What can parents do, you might wonder, to help ensure that their baby will accomplish these speech and language milestones?  Coo, babble, talk, sing, read and rhyme!  Babies arrive wired to be able to learn the language of their parents.  Wherever that is in the world, your baby is born ready to learn all of the sounds and nuances of your language, or languages!  In order to learn language babies must hear the sounds of the language over and over and over (and over), and they must hear it sound by sound by sound.  Language is constructed with many tiny little sounds, called phonemes, that make up vowel sounds that hook up to sounds called consonants, and as those sounds come together, they make up words.  Words, of course, get meaning through usage and experience, and words put together make sentences and sentences put together make paragraphs and stories!

 

Parentese, the act of softening your voice and using a higher pitch, is what parents naturally begin to do as soon as they greet their newborn.  Parents break down complicated sentences into a few words and add a singsong rhythm to their speech.

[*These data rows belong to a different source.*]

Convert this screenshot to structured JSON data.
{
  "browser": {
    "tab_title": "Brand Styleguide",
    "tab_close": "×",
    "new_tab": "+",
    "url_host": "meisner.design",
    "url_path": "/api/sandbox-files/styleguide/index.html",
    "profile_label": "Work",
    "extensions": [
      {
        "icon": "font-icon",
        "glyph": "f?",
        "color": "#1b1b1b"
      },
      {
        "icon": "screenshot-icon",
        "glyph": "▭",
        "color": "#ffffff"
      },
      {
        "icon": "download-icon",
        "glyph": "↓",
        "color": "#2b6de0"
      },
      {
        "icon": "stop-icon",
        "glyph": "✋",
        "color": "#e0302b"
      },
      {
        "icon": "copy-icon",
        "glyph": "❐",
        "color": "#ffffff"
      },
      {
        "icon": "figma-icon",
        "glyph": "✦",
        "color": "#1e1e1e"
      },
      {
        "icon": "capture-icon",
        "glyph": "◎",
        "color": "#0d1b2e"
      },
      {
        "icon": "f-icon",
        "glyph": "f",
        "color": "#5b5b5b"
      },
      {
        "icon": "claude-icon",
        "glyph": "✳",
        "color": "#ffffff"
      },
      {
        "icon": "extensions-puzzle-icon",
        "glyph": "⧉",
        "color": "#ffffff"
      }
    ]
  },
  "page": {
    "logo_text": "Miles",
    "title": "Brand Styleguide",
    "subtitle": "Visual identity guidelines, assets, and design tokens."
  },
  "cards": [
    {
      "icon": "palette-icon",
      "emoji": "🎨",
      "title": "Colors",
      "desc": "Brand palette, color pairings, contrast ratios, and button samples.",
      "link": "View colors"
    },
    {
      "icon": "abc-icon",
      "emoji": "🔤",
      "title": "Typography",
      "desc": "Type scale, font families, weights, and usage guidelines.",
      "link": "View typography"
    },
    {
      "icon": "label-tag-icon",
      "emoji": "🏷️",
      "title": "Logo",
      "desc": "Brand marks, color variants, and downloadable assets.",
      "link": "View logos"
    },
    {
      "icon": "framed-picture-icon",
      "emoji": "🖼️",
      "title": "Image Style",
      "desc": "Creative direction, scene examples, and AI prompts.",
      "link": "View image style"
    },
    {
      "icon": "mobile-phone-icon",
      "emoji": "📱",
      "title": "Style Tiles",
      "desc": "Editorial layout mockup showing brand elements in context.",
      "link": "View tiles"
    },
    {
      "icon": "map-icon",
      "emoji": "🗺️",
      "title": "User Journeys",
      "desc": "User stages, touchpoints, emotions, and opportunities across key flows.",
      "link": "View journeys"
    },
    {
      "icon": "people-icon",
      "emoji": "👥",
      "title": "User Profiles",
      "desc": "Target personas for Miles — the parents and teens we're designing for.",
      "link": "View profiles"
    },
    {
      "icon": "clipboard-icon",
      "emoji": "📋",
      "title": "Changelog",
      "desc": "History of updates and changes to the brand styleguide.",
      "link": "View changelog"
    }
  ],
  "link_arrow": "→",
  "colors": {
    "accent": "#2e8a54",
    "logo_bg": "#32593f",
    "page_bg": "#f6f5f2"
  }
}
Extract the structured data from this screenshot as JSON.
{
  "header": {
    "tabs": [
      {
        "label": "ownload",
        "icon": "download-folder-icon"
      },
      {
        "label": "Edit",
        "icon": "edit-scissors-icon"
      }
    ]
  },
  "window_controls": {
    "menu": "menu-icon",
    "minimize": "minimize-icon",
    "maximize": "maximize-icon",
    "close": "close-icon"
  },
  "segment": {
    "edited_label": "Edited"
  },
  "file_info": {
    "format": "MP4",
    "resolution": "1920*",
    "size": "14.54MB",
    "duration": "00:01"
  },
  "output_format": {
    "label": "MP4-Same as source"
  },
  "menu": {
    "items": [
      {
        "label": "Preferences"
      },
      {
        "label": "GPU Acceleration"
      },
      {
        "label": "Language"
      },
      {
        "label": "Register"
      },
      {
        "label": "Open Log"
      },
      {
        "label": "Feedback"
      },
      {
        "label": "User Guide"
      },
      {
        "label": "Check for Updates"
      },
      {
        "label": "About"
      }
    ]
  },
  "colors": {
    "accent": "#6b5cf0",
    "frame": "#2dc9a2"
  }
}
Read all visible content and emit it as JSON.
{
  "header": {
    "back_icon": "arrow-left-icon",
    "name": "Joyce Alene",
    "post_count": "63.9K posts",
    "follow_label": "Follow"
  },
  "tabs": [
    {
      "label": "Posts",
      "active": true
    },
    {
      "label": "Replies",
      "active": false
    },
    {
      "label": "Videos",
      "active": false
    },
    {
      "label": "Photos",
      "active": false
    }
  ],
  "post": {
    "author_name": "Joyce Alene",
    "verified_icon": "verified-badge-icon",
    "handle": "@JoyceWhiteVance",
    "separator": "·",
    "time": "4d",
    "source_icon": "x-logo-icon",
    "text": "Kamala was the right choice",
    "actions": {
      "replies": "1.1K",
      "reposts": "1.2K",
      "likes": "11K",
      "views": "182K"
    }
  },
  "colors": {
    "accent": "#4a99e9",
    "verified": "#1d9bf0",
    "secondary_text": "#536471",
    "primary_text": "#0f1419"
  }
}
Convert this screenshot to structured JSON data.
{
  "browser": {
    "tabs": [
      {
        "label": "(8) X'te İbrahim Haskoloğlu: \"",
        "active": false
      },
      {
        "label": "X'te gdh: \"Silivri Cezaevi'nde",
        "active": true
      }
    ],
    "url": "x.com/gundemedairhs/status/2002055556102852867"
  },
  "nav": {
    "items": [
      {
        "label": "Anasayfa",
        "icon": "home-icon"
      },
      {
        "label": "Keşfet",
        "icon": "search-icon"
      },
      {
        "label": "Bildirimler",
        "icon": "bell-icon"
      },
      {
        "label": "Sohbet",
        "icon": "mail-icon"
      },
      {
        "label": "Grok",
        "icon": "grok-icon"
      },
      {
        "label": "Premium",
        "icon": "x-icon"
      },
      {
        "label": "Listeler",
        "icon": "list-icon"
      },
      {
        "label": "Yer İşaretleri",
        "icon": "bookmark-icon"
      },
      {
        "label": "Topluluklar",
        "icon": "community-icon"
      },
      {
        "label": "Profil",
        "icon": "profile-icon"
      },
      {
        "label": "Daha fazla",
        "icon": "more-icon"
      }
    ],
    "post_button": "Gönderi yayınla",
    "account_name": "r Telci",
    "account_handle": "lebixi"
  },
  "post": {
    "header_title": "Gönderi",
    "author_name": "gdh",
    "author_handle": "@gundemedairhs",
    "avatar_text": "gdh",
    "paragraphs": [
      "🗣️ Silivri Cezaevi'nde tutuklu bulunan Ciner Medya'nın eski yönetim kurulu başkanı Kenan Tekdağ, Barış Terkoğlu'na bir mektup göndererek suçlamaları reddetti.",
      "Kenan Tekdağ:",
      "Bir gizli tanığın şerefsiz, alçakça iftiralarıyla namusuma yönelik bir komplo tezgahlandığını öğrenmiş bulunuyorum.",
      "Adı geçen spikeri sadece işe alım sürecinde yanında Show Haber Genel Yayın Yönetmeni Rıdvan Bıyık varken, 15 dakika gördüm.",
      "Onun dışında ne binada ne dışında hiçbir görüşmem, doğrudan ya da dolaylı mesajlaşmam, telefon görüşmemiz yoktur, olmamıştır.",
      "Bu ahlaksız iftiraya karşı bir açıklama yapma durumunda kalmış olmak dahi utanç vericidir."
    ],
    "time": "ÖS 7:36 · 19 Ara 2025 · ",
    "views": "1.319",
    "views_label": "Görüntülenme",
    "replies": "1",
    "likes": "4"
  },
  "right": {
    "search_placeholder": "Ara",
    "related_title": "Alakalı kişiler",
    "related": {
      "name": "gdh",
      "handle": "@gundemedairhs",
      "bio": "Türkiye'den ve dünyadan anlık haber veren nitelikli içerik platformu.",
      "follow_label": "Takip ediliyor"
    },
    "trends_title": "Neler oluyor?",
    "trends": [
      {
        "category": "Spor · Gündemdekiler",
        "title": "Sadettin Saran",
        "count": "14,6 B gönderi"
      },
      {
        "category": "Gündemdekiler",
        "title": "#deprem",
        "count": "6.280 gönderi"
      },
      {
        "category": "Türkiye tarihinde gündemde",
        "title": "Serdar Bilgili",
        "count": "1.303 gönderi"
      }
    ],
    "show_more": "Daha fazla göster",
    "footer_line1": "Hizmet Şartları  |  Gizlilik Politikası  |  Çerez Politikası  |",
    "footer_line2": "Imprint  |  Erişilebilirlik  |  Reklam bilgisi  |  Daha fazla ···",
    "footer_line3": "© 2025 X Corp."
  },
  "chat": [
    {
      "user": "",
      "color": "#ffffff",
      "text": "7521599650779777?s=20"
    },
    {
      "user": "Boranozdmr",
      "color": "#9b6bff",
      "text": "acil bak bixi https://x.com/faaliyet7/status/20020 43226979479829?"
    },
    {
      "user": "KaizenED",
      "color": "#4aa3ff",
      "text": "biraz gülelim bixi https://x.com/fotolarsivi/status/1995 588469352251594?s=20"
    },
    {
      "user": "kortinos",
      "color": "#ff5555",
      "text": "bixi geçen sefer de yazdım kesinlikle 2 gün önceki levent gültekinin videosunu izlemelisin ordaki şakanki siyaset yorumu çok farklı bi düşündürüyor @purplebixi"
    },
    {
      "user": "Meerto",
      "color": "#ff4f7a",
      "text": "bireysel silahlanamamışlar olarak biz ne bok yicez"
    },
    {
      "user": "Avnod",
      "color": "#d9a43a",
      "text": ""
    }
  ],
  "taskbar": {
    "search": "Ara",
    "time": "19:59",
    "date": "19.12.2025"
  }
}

Your baby’s locked-in gaze encourages you to continue this singsong progression of words; and then one day, at about 6 months, you find you are just reading to your baby.  It is when your baby begins to point to pictures in the books and at objects in the house that you will know that your baby is an emergent talker and reader!

 

From the first moment you lay eyes on your baby, you are the language development coach.  You cannot talk too much to your baby.  When you parrot the sounds, intonations and facial expressions of your baby, you will be rewarded with your baby’s repeat performance!  Take opportunities riding in the car, shopping or walking to sing, rhyme and talk with your baby.    Your baby is learning vocabulary and the sounds necessary to say those words.  You simply can’t talk too much!